And last month, Microsoft announced more than $15.2 billion in investments in the UAE by 2029, after injecting $1.5 billion last year into G42.
- Core subject -
The UAE has been betting heavily on AI since 2017, when it named the world's first AI minister and became the second country after Canada to unveil a national AI strategy.
A year later, G42 was founded with backing from Abu Dhabi-based sovereign wealth fund Mubadala. Chaired by the UAE president's brother, Sheikh Tahnoon bin Zayed Al Nahyan, it offers a range of AI products and employs more than 23,000 people.
The UAE said it has pumped more than $147 billion into AI since 2024, including up to 50 billion euros ($58 billion) in a one-gigawatt AI data centre in France.
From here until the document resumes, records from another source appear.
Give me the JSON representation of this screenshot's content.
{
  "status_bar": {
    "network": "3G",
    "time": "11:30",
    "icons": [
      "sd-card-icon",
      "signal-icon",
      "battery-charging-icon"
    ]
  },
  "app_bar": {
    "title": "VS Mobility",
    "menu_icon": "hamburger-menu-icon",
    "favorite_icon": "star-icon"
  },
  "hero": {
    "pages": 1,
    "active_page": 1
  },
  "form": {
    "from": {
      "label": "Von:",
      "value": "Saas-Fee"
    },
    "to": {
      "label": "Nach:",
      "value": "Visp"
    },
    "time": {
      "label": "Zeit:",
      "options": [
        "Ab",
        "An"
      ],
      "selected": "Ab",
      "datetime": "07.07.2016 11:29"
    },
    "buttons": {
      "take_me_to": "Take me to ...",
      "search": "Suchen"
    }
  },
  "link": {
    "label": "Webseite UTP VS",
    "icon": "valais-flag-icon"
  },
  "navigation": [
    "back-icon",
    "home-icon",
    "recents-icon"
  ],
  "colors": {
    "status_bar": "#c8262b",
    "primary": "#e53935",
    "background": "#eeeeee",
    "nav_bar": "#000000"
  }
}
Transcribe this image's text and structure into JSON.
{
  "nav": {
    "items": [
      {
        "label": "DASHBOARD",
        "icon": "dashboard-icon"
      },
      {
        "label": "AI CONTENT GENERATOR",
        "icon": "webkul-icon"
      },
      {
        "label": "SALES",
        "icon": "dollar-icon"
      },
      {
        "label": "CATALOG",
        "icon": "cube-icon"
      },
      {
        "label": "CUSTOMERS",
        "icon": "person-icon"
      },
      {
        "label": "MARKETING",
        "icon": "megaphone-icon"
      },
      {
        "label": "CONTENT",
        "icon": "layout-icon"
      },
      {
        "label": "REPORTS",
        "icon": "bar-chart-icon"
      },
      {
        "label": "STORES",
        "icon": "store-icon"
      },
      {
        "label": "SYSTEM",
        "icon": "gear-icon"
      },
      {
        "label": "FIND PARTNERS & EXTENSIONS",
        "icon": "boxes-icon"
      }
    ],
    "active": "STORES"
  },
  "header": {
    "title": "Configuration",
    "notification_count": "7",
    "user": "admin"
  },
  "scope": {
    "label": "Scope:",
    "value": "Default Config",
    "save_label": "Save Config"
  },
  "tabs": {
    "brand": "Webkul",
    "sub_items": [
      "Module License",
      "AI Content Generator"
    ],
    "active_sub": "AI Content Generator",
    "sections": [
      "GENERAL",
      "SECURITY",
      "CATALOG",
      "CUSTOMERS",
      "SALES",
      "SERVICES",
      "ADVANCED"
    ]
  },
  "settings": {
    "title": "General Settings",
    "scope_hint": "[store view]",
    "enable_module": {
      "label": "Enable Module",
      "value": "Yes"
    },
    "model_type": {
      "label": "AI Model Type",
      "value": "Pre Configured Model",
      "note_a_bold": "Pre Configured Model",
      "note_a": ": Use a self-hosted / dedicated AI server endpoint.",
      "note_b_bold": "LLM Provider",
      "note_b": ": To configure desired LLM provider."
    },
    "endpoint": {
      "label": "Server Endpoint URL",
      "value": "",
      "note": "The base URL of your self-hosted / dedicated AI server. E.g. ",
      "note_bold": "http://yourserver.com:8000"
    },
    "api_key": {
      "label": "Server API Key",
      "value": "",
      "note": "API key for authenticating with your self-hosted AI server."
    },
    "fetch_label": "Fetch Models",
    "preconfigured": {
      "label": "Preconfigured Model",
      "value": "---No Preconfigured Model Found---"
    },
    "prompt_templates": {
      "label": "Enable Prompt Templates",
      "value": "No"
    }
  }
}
"AI, like oil, is a transversal sector, which can potentially have a leverage effect and an impact on different activities," said professor Jean-Francois Gagne of the University of Montreal.
In 2019, Abu Dhabi opened Mohamed bin Zayed University of Artificial Intelligence (MBZUAI), the world's first AI-dedicated university. Last August, AI became a core subject in the country's public schools from kindergarten up.
MBZUAI and Abu Dhabi's Technology Innovation Institute (TII) have since launched generative AI models including Falcon, which compared favourably with industry leaders and now has an Arabic version.
Keen to cut reliance on imported hardware and expertise, the UAE has made large investments in research, development and homegrown programmes.
TII opened a research lab with Nvidia to "push the boundaries" of generative AI models and develop robotics systems, said executive director Najwa Aaraj.
"Sovereignty and self-sustainability and domestic customisation of technology to local needs are all very, very important," Eric Xing, president of MBZUAI, told AFP.
"And also difficult to achieve if you solely rely on importing and external... technical transfer."
- Chips ahoy -
In the race for AI market share, the UAE is in the chasing pack behind the US and China, the clear leaders. But the small, desert country has its advantages, chiefly money and energy.
With oil, gas and year-round sun for solar power, it can quickly build electricity stations to feed data centres -- a major obstacle elsewhere.
Deep pockets and unquestioned royal rule give it the freedom to plough billions into AI development and infrastructure.
And as the region's business hub, with a population that is nearly 90 percent expatriate, the UAE has the edge on neighbour and AI rival Saudi Arabia in attracting talent.
All the while, the UAE has engaged in a balancing act between the US and China as it seeks imports vital for AI, including the specialist chips that make data centres work.
Last month, intense lobbying bore fruit when the US approved the export of advanced Nvidia chips to both the UAE and Saudi Arabia.
"They (UAE) clearly don't want to be dependent on China, but that doesn't mean they want to depend on the US either," said Gagne.
But despite its progress and years of heavy investment, success in this complex, ever-changing sector is far from guaranteed.
"Right now, we don't know what the right strategy is, or who the good players are," Gagne said.
"Everyone is betting on different players, but some will lose and some will win."